В ящиках моего письменного стола накопилось за долгие годы множество справок, удостоверений, пропусков и членских билетов. Если собрать все это воедино, запрограммировать и нанести на перфокарту, то будущая кибернетическая машина сочинила бы по этим данным не меня.
Я остался бы внутри машины, ослепленный ее бесчисленными импульсами.
Исторические события, да и просто факты, не окрашенные эмоциями, запоминаются не точно. Память чувства сильнее логической памяти.
В газетах — я это отчетливо помню — начала появляться фамилия Сталина. Мы не знали, кто это такой. Вот это чувство нашего недоумения я остро запомнил.
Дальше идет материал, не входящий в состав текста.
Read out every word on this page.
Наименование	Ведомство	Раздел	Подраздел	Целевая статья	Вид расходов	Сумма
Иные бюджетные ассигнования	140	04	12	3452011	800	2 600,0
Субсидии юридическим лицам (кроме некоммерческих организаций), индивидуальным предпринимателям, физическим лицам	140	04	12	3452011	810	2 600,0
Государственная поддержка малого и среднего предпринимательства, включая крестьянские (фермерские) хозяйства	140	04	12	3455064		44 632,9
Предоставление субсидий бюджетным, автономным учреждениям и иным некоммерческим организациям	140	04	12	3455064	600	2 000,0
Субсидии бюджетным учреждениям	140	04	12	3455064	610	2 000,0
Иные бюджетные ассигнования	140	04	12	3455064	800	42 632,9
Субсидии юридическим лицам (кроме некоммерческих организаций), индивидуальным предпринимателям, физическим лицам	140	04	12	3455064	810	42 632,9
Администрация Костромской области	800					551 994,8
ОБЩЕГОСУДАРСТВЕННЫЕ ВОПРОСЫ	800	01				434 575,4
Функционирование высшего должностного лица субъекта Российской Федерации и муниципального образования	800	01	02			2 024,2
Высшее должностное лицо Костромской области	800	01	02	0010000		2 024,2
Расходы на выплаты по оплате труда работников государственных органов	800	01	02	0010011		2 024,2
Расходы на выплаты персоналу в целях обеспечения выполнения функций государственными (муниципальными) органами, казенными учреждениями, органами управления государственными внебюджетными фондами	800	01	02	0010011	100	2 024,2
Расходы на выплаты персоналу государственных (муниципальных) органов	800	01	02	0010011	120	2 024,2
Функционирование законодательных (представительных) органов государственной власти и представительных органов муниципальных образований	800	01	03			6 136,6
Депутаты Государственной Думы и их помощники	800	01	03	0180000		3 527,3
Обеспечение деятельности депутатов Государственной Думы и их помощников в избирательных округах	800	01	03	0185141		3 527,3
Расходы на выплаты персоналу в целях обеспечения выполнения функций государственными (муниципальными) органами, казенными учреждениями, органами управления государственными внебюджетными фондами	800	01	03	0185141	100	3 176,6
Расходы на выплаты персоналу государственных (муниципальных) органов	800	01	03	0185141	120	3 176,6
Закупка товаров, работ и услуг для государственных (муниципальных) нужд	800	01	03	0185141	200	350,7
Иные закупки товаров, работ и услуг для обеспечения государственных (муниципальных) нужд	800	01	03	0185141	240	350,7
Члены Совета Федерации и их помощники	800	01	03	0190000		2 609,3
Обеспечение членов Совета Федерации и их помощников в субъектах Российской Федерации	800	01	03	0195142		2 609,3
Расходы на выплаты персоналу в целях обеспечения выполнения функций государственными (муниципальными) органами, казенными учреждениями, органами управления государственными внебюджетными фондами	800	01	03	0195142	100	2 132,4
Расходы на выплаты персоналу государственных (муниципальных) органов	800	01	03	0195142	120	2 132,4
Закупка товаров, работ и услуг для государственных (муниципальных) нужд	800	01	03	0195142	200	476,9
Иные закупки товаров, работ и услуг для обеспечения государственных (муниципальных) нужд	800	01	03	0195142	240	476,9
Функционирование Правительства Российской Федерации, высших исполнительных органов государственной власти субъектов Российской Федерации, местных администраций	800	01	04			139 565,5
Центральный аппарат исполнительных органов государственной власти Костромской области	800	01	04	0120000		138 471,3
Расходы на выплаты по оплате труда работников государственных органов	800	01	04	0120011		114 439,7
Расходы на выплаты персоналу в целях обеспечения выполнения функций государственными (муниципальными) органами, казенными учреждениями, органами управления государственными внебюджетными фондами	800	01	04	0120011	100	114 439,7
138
Не знали мы имени Сталина не потому, что были политически безграмотны. Просто этого имени не существовало рядом с Лениным. Рядом были совсем другие имена. Их было много.
Я бы даже сказал, что время было для нас безымянное. У времени была для нас одна фамилия — Советская власть.
И на наших же глазах у времени появился псевдоним — Сталин.
Может быть, потому, что я нигде не учился и никто не имел возможности с незрелых моих лет навязывать мне свою повелительную точку зрения на жизнь, быть может, именно поэтому у меня была свобода отбора и оценок. Мне никогда не приходилось сдавать на зачетах и экзаменах свои мысли об окружающей действительности, свое мировоззрение. А раз не приходилось сдавать, значит, эти мысли были мои, органически собственные. Я не ждал за них оценок по пятибалльной системе. Я имел право не понимать и ошибаться.
Были годы, когда людей моего типа принято было называть обывателями. Если обыватель в чем-нибудь сомневался, то ему презрительно указывали, что он пользуется трамвайными слухами, слухами из магазинных очередей. А между прочим, в трамваях и в очередях стоит народ.
У того, кого принято называть обывателем, сложное положение. Он всегда оказывается неправым. Даже тогда, когда он прав. Либо он судит о чем-нибудь слишком рано — это до соответствующего постановления, — либо слишком поздно — это после постановления, когда считается, что вопрос исчерпан.
И только посмертно обыватель испытывает удовлетворение: историки переименовывают его в народ.
Масштабы фальсификаций с понятием «народ» необозримы. С тридцатых годов людей начали назначать в народ и исключать из народа. По существу же титулом народа обладал один человек — Сталин.
Беда коснулась Миши Синькова — отец ушел в наркомат и не вернулся домой. Трое суток Миша был спокоен — мало ли чего случается на работе, — а на четвертые сутки отец объявился.
В ту ночь у Миши гостил Тосик Зунин. Вдвоем они сидели в трусах за обеденным столом, на котором в беспорядке лежала немытая посуда. Мальчики играли в шахматы.
В прихожей щелкнул замок.
— Батька! — закричал Миша.
Он бросился в прихожую навстречу отцу. В руках отца была связка ключей. Подле него стояли трое.
— Сейчас запалю самовар, — сказал Миша, — Штаны надевать, батя?
— Надень, — сказал отец. — Я арестован.
Он отпер ящики своего письменного стола, отдал ключи и сел в угол на стул, как чужой в этой квартире.
Мальчики надели брюки. Покуда шел недолгий обыск, они молча сидели на диване. Вещей в квартире было мало.
Один из оперов, очевидно, старший среди троих, пошарив в полупустых ящиках письменного стола, присмотрелся к какой-то бумаге и протянул ее Синькову, не выпуская из своих рук.
— Почему держите секретные документы не в сейфе?
Синьков взглянул мельком на бумагу и ответил:
— Какой же это секрет? Это завещание Ленина.